Depending on the mineral composition of the stream, a sensor located under an in-pit conveyor utilising differences in magnetic resonance (MR) properties can detect parcels of mining dilution or low-grade ore as small as one tonne and activate a deflector to reject the parcel before it is processed any further.

Lycopodium can easily incorporate MR sorting into primary crusher product conveying systems.

Sorting on the basis of colour (such as white magnesite) or X-Ray fluorescence (diamonds) relies on the feed being closely sized, clean and well presented, so that individual rocks/particles can be deflected by an air blast after being detected by a sensor. Again, Lycopodium can provide the necessary feed preparation and conveying systems for both products and rejects.

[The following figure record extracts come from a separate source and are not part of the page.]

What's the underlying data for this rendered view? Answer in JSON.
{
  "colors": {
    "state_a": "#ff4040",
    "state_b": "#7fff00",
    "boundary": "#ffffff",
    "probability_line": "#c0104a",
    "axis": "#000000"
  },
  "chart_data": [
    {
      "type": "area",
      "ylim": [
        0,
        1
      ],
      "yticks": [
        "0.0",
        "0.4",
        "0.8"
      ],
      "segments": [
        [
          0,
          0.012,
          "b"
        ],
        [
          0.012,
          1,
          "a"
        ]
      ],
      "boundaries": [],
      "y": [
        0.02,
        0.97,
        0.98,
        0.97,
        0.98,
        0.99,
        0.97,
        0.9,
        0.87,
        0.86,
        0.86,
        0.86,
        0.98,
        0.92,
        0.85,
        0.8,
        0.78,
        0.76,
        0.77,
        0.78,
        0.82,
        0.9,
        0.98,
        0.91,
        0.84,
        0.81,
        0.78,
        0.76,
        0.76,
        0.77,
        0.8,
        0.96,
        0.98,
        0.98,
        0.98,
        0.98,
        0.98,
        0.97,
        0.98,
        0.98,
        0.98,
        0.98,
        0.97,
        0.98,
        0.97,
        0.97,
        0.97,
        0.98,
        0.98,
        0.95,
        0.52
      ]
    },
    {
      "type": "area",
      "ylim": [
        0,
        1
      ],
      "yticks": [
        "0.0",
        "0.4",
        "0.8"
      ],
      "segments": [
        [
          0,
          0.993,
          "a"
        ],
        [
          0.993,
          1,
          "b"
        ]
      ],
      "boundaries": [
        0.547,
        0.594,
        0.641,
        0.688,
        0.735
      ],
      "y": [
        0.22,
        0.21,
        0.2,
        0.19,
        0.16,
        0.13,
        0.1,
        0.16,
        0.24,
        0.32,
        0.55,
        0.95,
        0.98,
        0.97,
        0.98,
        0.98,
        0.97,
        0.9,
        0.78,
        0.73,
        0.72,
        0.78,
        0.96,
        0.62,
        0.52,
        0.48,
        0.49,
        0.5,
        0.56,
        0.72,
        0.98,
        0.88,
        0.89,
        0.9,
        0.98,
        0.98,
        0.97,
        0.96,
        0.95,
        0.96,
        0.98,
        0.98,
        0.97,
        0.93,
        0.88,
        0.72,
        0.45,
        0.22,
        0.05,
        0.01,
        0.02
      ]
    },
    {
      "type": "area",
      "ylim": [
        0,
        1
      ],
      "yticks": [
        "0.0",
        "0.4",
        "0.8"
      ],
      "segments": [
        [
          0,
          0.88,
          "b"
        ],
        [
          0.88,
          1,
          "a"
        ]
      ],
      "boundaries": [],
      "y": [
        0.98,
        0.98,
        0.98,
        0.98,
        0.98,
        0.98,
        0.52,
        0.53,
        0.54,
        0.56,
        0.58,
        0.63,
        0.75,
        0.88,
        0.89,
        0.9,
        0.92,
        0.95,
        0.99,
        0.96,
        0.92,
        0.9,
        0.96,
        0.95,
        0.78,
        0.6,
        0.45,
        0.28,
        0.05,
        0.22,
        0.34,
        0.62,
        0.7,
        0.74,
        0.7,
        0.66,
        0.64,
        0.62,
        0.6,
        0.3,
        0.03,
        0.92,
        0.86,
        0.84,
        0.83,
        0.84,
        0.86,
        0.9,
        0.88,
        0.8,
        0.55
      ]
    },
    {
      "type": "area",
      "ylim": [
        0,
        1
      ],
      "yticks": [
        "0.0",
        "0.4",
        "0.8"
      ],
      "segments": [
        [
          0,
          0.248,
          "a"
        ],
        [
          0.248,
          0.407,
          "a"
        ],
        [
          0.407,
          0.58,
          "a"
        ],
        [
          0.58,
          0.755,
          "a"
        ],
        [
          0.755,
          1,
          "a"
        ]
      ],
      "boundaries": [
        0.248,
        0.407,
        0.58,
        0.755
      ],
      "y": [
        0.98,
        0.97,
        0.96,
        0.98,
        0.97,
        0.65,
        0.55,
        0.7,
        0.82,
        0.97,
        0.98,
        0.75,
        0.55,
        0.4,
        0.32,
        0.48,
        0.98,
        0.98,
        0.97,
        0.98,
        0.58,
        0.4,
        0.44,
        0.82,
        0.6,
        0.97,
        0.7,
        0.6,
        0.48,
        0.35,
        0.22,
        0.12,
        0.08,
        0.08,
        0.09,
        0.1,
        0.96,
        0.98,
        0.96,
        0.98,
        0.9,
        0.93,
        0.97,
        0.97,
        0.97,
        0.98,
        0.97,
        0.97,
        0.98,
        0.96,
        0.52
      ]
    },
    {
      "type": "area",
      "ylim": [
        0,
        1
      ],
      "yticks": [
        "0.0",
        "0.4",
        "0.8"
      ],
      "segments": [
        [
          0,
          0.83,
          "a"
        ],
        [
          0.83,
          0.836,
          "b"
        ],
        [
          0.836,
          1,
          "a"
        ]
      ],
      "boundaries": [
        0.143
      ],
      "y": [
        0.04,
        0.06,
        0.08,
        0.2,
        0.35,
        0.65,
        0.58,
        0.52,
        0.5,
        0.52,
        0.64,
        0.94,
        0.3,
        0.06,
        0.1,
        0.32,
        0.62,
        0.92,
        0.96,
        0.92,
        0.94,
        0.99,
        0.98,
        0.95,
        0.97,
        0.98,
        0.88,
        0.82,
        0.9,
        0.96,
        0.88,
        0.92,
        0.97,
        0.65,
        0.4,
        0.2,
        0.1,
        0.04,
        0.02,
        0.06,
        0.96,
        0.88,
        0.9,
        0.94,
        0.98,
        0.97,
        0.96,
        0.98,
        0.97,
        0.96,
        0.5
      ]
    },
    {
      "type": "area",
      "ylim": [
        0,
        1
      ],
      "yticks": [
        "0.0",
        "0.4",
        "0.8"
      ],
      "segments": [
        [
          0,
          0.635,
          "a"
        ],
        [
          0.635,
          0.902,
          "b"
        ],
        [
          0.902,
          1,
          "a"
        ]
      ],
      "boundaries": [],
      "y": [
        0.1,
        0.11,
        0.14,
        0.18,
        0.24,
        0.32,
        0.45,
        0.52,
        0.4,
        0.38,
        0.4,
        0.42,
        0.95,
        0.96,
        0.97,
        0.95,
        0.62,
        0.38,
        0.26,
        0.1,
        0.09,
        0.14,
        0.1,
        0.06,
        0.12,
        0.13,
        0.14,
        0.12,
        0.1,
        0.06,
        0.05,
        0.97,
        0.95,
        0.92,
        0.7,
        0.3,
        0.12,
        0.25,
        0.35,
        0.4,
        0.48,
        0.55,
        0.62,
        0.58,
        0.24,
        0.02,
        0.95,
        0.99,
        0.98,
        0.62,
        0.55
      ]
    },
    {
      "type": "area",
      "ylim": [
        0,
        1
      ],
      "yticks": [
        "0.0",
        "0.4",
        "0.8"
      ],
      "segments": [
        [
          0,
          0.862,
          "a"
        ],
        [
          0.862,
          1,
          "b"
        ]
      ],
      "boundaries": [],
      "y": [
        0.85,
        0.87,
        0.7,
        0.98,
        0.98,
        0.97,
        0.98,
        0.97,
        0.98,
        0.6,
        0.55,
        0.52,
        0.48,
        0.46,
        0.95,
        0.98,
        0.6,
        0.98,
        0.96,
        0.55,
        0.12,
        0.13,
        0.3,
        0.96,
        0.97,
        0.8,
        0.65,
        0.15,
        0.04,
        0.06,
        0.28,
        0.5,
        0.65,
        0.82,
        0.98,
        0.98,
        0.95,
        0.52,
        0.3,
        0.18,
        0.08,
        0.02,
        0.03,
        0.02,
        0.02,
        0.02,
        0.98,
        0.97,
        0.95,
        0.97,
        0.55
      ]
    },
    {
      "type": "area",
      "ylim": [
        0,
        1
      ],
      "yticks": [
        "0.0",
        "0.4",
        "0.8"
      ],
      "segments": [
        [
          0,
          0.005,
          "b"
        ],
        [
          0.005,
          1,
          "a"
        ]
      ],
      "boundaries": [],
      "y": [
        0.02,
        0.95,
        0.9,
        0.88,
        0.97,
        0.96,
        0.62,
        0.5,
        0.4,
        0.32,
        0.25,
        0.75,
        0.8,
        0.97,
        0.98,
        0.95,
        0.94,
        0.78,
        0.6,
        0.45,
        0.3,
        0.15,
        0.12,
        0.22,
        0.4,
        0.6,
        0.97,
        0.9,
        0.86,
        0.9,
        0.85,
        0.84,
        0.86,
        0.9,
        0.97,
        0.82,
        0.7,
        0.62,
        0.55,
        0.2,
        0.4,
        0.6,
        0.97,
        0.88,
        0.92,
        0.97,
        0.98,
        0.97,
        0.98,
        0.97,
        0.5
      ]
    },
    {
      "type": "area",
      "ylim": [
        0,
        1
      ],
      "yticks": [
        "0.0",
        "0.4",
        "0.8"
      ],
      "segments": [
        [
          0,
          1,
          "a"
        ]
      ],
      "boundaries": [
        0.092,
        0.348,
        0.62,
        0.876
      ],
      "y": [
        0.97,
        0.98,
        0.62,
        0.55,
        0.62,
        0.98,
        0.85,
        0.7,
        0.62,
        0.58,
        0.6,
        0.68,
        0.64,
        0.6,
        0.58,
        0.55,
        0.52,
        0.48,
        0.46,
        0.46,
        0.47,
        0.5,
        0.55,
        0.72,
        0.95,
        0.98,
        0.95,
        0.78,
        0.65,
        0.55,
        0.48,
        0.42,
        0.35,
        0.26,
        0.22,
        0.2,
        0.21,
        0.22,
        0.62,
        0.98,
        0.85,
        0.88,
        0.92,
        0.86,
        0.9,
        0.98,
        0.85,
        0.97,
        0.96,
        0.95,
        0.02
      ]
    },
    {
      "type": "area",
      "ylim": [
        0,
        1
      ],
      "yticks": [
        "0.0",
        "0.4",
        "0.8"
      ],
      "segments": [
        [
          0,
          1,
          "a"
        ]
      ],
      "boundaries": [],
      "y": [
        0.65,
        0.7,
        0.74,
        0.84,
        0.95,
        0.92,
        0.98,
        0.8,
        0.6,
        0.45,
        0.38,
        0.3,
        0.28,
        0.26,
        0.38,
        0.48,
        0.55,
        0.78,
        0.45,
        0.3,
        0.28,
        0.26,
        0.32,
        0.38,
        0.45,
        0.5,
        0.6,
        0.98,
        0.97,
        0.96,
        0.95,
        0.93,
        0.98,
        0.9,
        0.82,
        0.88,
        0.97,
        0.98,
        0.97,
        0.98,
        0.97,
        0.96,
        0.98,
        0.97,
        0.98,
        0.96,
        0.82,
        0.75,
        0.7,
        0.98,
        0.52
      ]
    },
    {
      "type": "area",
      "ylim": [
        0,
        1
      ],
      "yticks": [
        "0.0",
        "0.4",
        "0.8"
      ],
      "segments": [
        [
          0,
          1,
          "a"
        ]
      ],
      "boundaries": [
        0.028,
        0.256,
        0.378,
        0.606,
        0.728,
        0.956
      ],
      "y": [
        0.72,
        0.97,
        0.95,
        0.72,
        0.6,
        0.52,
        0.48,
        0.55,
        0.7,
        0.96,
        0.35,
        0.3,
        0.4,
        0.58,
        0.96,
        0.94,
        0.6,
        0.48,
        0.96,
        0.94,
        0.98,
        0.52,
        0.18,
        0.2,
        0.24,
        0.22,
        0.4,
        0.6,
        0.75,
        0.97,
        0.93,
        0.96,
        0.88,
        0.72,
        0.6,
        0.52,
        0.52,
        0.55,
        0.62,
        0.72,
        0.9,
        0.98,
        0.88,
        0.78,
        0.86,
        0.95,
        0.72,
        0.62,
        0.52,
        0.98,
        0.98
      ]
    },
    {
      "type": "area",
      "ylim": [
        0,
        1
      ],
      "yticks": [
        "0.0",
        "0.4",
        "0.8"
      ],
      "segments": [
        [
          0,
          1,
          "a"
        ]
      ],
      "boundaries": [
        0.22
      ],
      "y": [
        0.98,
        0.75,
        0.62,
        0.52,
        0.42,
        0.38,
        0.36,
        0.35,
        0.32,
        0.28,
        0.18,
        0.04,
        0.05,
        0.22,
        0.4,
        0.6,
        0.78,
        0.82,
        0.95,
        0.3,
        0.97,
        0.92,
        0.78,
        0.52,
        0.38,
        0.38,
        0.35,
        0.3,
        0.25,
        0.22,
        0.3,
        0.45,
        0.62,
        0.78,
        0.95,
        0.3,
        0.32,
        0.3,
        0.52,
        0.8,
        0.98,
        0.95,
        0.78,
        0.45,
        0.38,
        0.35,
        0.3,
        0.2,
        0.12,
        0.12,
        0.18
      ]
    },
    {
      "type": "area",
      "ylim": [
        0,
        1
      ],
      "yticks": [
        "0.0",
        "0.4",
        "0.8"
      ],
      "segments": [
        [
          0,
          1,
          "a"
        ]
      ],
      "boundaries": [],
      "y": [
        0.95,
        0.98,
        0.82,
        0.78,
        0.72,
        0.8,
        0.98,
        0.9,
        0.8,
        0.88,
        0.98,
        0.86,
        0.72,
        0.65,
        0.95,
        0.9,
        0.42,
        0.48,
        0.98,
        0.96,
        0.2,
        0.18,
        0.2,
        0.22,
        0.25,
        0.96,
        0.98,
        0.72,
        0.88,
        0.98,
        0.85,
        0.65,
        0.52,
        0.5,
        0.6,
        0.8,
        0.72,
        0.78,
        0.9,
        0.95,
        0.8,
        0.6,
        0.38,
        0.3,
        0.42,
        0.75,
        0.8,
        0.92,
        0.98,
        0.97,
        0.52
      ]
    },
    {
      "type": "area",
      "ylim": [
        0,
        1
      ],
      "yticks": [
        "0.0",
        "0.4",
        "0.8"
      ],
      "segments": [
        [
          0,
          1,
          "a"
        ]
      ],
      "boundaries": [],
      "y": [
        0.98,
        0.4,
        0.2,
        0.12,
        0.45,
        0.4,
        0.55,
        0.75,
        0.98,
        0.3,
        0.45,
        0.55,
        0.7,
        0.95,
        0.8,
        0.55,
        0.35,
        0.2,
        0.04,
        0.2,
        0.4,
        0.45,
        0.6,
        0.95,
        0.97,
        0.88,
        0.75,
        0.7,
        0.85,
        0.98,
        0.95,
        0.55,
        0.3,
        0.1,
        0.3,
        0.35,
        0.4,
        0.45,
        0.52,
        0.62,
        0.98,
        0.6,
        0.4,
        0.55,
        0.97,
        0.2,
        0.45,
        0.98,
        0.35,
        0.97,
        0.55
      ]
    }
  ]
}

Density differences can be exploited in a variety of methods and Lycopodium has engineered many of them. For coarser size fractions, dense medium separation (DMS) using magnetite or ferrosilicon suspensions is well known for ferrous ores (iron and manganese), base metals (copper and PGM minerals), diamondiferous ores and indeed any ores in which there is an appreciable density difference from the gangue at particles over about 1 mm in diameter.

Coarse particle flotation technology has been developed recently that will allow particles up to 1 mm, having as little as 1% hydrophobic surface area, to be floated effectively. This opens a possibility in the flowsheet in which a high pressure grinding rolls (HPGR) circuit produces a 1 mm top size feed to the coarse flotation plant. A relatively low grade rougher concentrate is produced, with high recovery of values, after which only the concentrate needs to be reground for further upgrading and cleaning to final product specifications. The potential savings in capital cost and energy consumption are most attractive.

“Lycopodium has been working on options to optimise the grinding circuit for a copper-gold processing plant using coarse particle flotation cells to produce a coarse concentrate for regrinding, and a ‘throw-away’ tail with greatly reduced grinding energy use.”

Lycopodium is an Australian headquartered international engineering and project management group servicing the global mineral resource sector with mineral processing, mine infrastructure, rail and maintenance planning expertise. The company has been operating within the resources sector for over 25 years and has offices in Cape Town, Johannesburg, Perth, Brisbane, Manila and Toronto.